A/Prof Steward argues that weight regain after treatment cessation is expected, and given the risks of long-term obesity, continued therapy might be a safer option for some. For patients with repeated weight loss and regain cycles, GLP-1 RAs are increasingly considered lifelong treatments, similar to medications for chronic conditions.

But there's a catch: the lack of clear evidence on tapering and maintenance leaves clinicians in the dark. And with the expanding use of these medications, setting clear intentions and expectations before treatment is crucial. Many people take these drugs for non-health reasons, like an upcoming wedding, which can lead to misuse.

Cost-Benefit Analysis: A Complex Equation

While Prof. Collins doesn't discourage prescribing GLP-1 RAs, she emphasizes the need to consider costs early on. The long-term expenses of these medications should be weighed against potential savings in medical visits and other costs, such as food and related medicines.

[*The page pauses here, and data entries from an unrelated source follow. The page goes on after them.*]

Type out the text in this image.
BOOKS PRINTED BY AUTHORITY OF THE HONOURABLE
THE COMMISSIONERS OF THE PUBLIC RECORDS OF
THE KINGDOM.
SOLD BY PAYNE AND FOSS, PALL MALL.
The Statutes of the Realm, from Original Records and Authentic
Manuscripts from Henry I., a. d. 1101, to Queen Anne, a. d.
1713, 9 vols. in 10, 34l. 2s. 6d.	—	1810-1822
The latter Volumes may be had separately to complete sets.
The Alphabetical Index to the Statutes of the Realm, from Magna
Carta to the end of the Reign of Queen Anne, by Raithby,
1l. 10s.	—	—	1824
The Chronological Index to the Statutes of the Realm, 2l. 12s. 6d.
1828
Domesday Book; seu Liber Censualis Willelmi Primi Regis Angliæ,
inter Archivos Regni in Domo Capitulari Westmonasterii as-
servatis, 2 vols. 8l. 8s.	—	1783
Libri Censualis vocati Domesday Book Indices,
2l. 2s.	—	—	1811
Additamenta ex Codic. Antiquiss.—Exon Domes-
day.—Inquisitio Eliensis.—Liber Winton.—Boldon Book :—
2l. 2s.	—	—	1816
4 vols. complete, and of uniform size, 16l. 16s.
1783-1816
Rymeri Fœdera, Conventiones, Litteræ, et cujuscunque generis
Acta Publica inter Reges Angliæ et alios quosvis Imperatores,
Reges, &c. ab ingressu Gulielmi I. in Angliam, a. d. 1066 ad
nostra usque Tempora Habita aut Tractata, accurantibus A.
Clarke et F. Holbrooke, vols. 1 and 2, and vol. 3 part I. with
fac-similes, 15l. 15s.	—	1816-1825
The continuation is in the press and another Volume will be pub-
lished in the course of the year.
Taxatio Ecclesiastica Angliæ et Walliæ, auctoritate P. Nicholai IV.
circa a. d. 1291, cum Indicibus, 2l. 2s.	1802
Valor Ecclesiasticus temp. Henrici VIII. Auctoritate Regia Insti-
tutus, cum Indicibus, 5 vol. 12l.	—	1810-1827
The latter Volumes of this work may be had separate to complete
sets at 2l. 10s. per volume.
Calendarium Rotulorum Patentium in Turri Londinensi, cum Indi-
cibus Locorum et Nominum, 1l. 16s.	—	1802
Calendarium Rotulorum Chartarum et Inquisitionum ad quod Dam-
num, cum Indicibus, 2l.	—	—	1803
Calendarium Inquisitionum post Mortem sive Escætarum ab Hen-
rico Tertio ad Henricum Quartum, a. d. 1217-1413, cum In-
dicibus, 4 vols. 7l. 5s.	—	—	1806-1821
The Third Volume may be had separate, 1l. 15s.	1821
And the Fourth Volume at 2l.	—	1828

The possibility of intermittent dosing and reinitiating at lower doses remains an open question.

As the evidence evolves, so should clinical messaging. With a growing number of Australians using these medications, providing clear guidance on tapering and maintenance is essential. And here's where it gets controversial: should we view these drugs as a long-term commitment, similar to managing other chronic conditions? What are your thoughts on the potential benefits and risks of lifelong GLP-1 RA therapy?